Da allora, Edelman ha imparato a restare umile, tanto attraverso le sue abitudini quanto attraverso il suo atteggiamento: prende la metropolitana per andare a lavorare ogni giorno, proprio come decine di migliaia di colleghi pendolari di New York e non mostra la sua ricchezza, neanche nel modo di vestire (indossa spesso i vecchi abiti di suo padre).

3. Investite nella vostra azienda e non nel mercato azionario

Se pensate che i ricchi siano ricchi, almeno in parte, perché hanno più e un migliore accesso ai finanziamenti,  Edelman è l’antitesi di questa teoria: “Ho un appartamento a New York, una casa negli Hamptons e possiedo partecipazioni in Edelman. Questo è tutto quello che ho” ha detto. Inoltre, la sua azienda ha zero debiti e non è mai stata impegnata in rischiose attività di M&A che potrebbero raddoppiare le dimensioni di Edelman o, al contrario, minacciarne l’esistenza.

La gente lo chiama pazzo per questo, ma a lui non interessa. Guarda le cose in una prospettiva a lungo termine e conta sui propri sforzi per costruire la sua ricchezza. “Se non riesco a finanziare un acquisto ora, i miei figli possono sempre farlo in seguito”, dice. Questa prospettiva prudente e di lungo termine deriva dalla mentalità dei suoi genitori che egli conserva ancora: “E’ l’idea di mettere da parte denaro per poi investirlo”.

Per quanto riguarda gli investimenti nel mercato azionario, Edelman dice che non ha tempo di pensare a investimenti: ha un rendimento del 12% sugli investimenti nelle proprie azioni di Edelman e questo è sufficiente.

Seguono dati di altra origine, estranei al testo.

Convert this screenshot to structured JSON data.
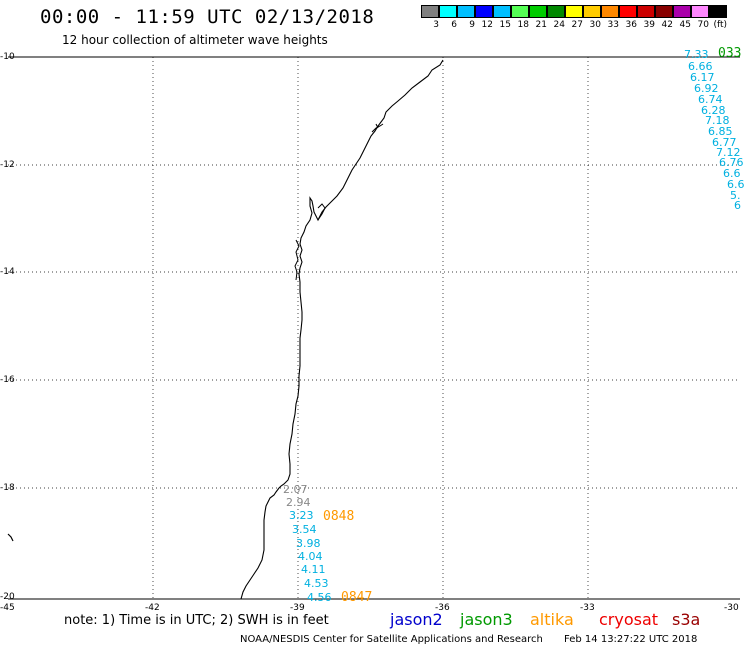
{
  "title": "00:00 - 11:59 UTC 02/13/2018",
  "subtitle": "12 hour collection of altimeter wave heights",
  "legend": {
    "colors": [
      "#808080",
      "#00ffff",
      "#00bfff",
      "#0000ff",
      "#00bfff",
      "#55ff55",
      "#00cc00",
      "#008800",
      "#ffff00",
      "#ffcc00",
      "#ff8800",
      "#ff0000",
      "#cc0000",
      "#880000",
      "#aa00aa",
      "#ff88ff",
      "#000000"
    ],
    "labels": [
      "3",
      "6",
      "9",
      "12",
      "15",
      "18",
      "21",
      "24",
      "27",
      "30",
      "33",
      "36",
      "39",
      "42",
      "45",
      "70",
      "(ft)"
    ]
  },
  "axes": {
    "y_labels": [
      "-10",
      "-12",
      "-14",
      "-16",
      "-18",
      "-20"
    ],
    "x_labels": [
      "-45",
      "-42",
      "-39",
      "-36",
      "-33",
      "-30"
    ]
  },
  "track_right": [
    "7.33",
    "6.66",
    "6.17",
    "6.92",
    "6.74",
    "6.28",
    "7.18",
    "6.85",
    "6.77",
    "7.12",
    "6.76",
    "6.6",
    "6.6",
    "5.",
    "6"
  ],
  "track_right_time": "033",
  "track_bottom_gray": [
    "2.07",
    "2.94"
  ],
  "track_bottom": [
    "3.23",
    "3.54",
    "3.98",
    "4.04",
    "4.11",
    "4.53",
    "4.56"
  ],
  "time_labels": [
    "0848",
    "0847"
  ],
  "note": "note: 1) Time is in UTC; 2) SWH is in feet",
  "satellites": [
    {
      "name": "jason2",
      "color": "#0000cc"
    },
    {
      "name": "jason3",
      "color": "#009900"
    },
    {
      "name": "altika",
      "color": "#ff9900"
    },
    {
      "name": "cryosat",
      "color": "#ee0000"
    },
    {
      "name": "s3a",
      "color": "#990000"
    }
  ],
  "footer": {
    "agency": "NOAA/NESDIS Center for Satellite Applications and Research",
    "timestamp": "Feb 14 13:27:22 UTC 2018"
  }
}
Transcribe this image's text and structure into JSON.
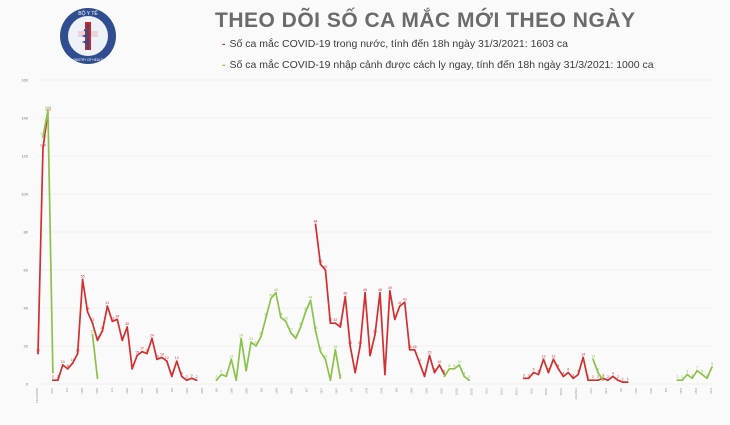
{
  "header": {
    "title": "THEO DÕI SỐ CA MẮC MỚI THEO NGÀY",
    "logo_text": "BỘ Y TẾ",
    "logo_subtext": "MINISTRY OF HEALTH"
  },
  "legend": [
    {
      "mark": "-",
      "text": "Số ca mắc COVID-19 trong nước, tính đến 18h ngày 31/3/2021: 1603 ca",
      "color": "#d32f2f"
    },
    {
      "mark": "-",
      "text": "Số ca mắc COVID-19 nhập cảnh được cách ly ngay, tính đến 18h ngày 31/3/2021: 1000 ca",
      "color": "#8bc34a"
    }
  ],
  "colors": {
    "domestic": "#d32f2f",
    "imported": "#8bc34a",
    "title": "#6b6b6b",
    "grid": "#e6e6e6"
  },
  "chart_data": {
    "type": "line",
    "title": "THEO DÕI SỐ CA MẮC MỚI THEO NGÀY",
    "xlabel": "",
    "ylabel": "",
    "ylim": [
      0,
      160
    ],
    "yticks": [
      0,
      20,
      40,
      60,
      80,
      100,
      120,
      140,
      160
    ],
    "grid": true,
    "legend_position": "top",
    "series": [
      {
        "name": "Số ca mắc COVID-19 trong nước, tính đến 18h ngày 31/3/2021: 1603 ca",
        "color": "#d32f2f",
        "segments": [
          {
            "start": 0,
            "values": [
              16,
              124,
              143
            ]
          },
          {
            "start": 3,
            "values": [
              2,
              2,
              10,
              8,
              11,
              16,
              55,
              38,
              32,
              23,
              28,
              41,
              33,
              34,
              23,
              30,
              8,
              15,
              17,
              16,
              24,
              13,
              14,
              12,
              4,
              12,
              4,
              2,
              3,
              2
            ]
          },
          {
            "start": 56,
            "values": [
              84,
              63,
              60,
              32,
              32,
              30,
              46,
              20,
              6,
              20,
              48,
              15,
              26,
              48,
              5,
              49,
              34,
              41,
              43,
              18,
              18,
              11,
              4,
              15,
              6,
              10,
              5
            ]
          },
          {
            "start": 98,
            "values": [
              3,
              3,
              6,
              5,
              13,
              6,
              13,
              8,
              4,
              6,
              3,
              5,
              14,
              2,
              2,
              2,
              3,
              2,
              4,
              2,
              1,
              1
            ]
          }
        ]
      },
      {
        "name": "Số ca mắc COVID-19 nhập cảnh được cách ly ngay, tính đến 18h ngày 31/3/2021: 1000 ca",
        "color": "#8bc34a",
        "segments": [
          {
            "start": 1,
            "values": [
              130,
              144,
              6
            ]
          },
          {
            "start": 11,
            "values": [
              26,
              3
            ]
          },
          {
            "start": 36,
            "values": [
              2,
              5,
              4,
              13,
              2,
              24,
              7,
              22,
              20,
              25,
              35,
              45,
              48,
              35,
              33,
              27,
              24,
              30,
              38,
              44,
              28,
              17,
              13,
              2,
              18,
              3
            ]
          },
          {
            "start": 82,
            "values": [
              4,
              8,
              8,
              10,
              4,
              2
            ]
          },
          {
            "start": 112,
            "values": [
              13,
              6,
              2
            ]
          },
          {
            "start": 129,
            "values": [
              2,
              2,
              5,
              3,
              7,
              5,
              3,
              9
            ]
          }
        ]
      }
    ],
    "x_labels": [
      "13/12/2019",
      "23/1",
      "1/2",
      "10/2",
      "20/2",
      "1/3",
      "10/3",
      "20/3",
      "30/3",
      "9/4",
      "19/4",
      "29/4",
      "9/5",
      "19/5",
      "29/5",
      "8/6",
      "18/6",
      "28/6",
      "8/7",
      "18/7",
      "28/7",
      "7/8",
      "17/8",
      "27/8",
      "6/9",
      "16/9",
      "26/9",
      "6/10",
      "16/10",
      "26/10",
      "5/11",
      "15/11",
      "25/11",
      "5/12",
      "15/12",
      "25/12",
      "4/1/2021",
      "14/1",
      "24/1",
      "3/2",
      "13/2",
      "23/2",
      "5/3",
      "15/3",
      "25/3",
      "31/3"
    ]
  }
}
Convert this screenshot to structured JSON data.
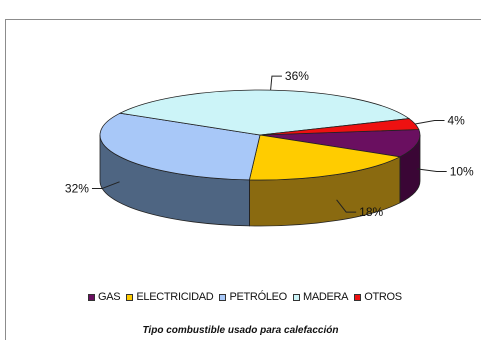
{
  "chart_data": {
    "type": "pie",
    "style": "3d-exploded-none",
    "slices": [
      {
        "label": "GAS",
        "value": 10,
        "value_label": "10%",
        "color": "#6a0f60",
        "side_color": "#3a0635"
      },
      {
        "label": "ELECTRICIDAD",
        "value": 18,
        "value_label": "18%",
        "color": "#ffcc00",
        "side_color": "#8a6a10"
      },
      {
        "label": "PETRÓLEO",
        "value": 32,
        "value_label": "32%",
        "color": "#a8c8f8",
        "side_color": "#4e6582"
      },
      {
        "label": "MADERA",
        "value": 36,
        "value_label": "36%",
        "color": "#ccf4f8",
        "side_color": "#7f9ea1"
      },
      {
        "label": "OTROS",
        "value": 4,
        "value_label": "4%",
        "color": "#ee1111",
        "side_color": "#8a0707"
      }
    ],
    "legend_position": "bottom",
    "caption": "Tipo combustible usado para calefacción"
  }
}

4. Stabilite norme riguardanti il vostro lavoro e la vita personale

E’ l’eterna domanda: come è possibile garantire che la vostra vita personale sia un successo come lo è la vostra vita professionale? All’età di 61 anni, Edelman non vuole dare l’impressione di aver imparato tutto. “Non ero perfetto, ma ho fatto davvero un grande tentativo” ha detto, aggiungendo che, nel mondo degli affari, “quando si è in concorrenza, si gioca per vincere.”

A volte ha fatto grandi sacrifici per la sua società, come quando faceva il pendolare in Europa per stare dietro alle sedi di Edelman lì.

Ma durante la sua carriera, egli ha fissato alcune regole sulla sua vita privata, molte delle quali le segue ancora:
1.”Il sabato e la domenica, cerco di non lavorare”.
2.”Nei giorni feriali, spengo il cellulare alle 08:00″
3.”Dormo bene e lavoro fuori 5 o 6 volte alla settimana.”
4.”Quando i miei figli giocavano un campionato sportivo, ho frequentato quasi ogni partita in casa.”

Le abitudini di cui sopra e molte altre hanno fatto di Richard Edelman quello che è ora.